The Elites of the past:
The Pro Football Hall of Fame showcases many of games’ legends, and several iconic outside linebackers have busts on display in Canton, Ohio. Ray Nitschke, the rugged mauler for the Green Bay Packers, carved out a niche for himself by setting the standard at linebacker play. With a hard-nosed, brutal approach to the game, Nitschke chewed up QB’s and running backs, and then spit them out on the way to a Hall of Fame career at MLB and OLB. The Kansas City Chiefs drafted OLB Derrick Thomas in 1989, and the move paid immediate dividends. Thomas loved depriving ball carriers of both their wits and the football, with his 45 forced fumbles still standing as a NFL record. In 1990 against the Seattle Seahawks he set the league mark for sacks in one game, with an unheard of seven! But the greatest outside linebacker ever is without a doubt Lawrence Taylor. “LT” played his entire career for the New York Giants, and is considered by football historians to be the greatest defensive player who ever lived. Rarely in the annals of NFL history has a single player totally destroyed an offense’s will to win, and LT did so with striking frequency. The way he bullied offensive lineman and struck fear into the hearts of opposing quarterbacks was unrivaled. When he turned Redskins QB Joe Theisman’s right leg into a pretzel in front of a national TV audience in 1985, his reputation as a QB’s worst nightmare was cemented forever.
Current Elites and Show me the money:
The NFL game of the present features outside linebackers who simply make plays, and they earn top dollar for their services. The Steelers, for example, are paying Lamarr Woodley $61 million over the next 6 years to rough up QB’s, running backs and receivers across the league. Terrell Suggs, the pass rushing savant for the Baltimore Ravens, was recently awarded the same contract for consistently, relentlessly pounding offensive players without prejudice. The previously mentioned Demarcus Ware has the ‘Boys on the hook for around $11.3 million a season, as compensation for the damage he does to a QB’s psyche each and every Sunday. Other notable OLB’s in the league include Clay Matthews of the Green Bay Packers, Shaun Phillips of the San Diego Chargers, and Lance Briggs of the Chicago Bears. All these guys are former or current Pro Bowlers, and all of them demonstrate a burning desire to leave a trail of battered and bruised offensive players in their wake.

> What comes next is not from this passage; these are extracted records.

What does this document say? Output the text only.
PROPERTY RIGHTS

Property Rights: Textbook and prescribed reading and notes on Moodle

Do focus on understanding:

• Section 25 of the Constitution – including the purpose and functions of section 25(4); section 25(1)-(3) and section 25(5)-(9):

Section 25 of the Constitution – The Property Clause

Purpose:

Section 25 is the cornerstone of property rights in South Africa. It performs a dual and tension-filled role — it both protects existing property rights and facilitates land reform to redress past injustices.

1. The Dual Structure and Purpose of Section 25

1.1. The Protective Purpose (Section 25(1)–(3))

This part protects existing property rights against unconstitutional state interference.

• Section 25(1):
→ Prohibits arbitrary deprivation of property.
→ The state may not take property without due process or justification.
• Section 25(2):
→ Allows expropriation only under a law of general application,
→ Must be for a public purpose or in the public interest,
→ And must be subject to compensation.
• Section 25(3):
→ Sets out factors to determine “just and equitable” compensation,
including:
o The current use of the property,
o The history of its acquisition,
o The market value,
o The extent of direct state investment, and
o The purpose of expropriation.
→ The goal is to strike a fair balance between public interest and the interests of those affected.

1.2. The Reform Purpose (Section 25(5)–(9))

Outside linebackers of today’s game are so extraordinarily talented, that they are creating a new standard at the position. A young player who aims to become an OLB has to have an insatiable hunger to succeed, and the desire attack the weight room with a vengeance. They should rely heavily on dumbbell and barbell squats to build an explosive lower body, and bench presses to chisel rock-hard arms, chest, and shoulders. OLB’s also need elite speed, so running stadium stairs and sprinting with weighted vests are also go-to moves. And they can’t overlook their core; the core is the base where all strength and explosion begins. Medicine ball twists, prone bicycles kicks, and planks should do the job quite well. By hitting these exercises with energy and focus, a young OLB will, over time, morph into a destructive OLB who makes quarterbacks run for cover.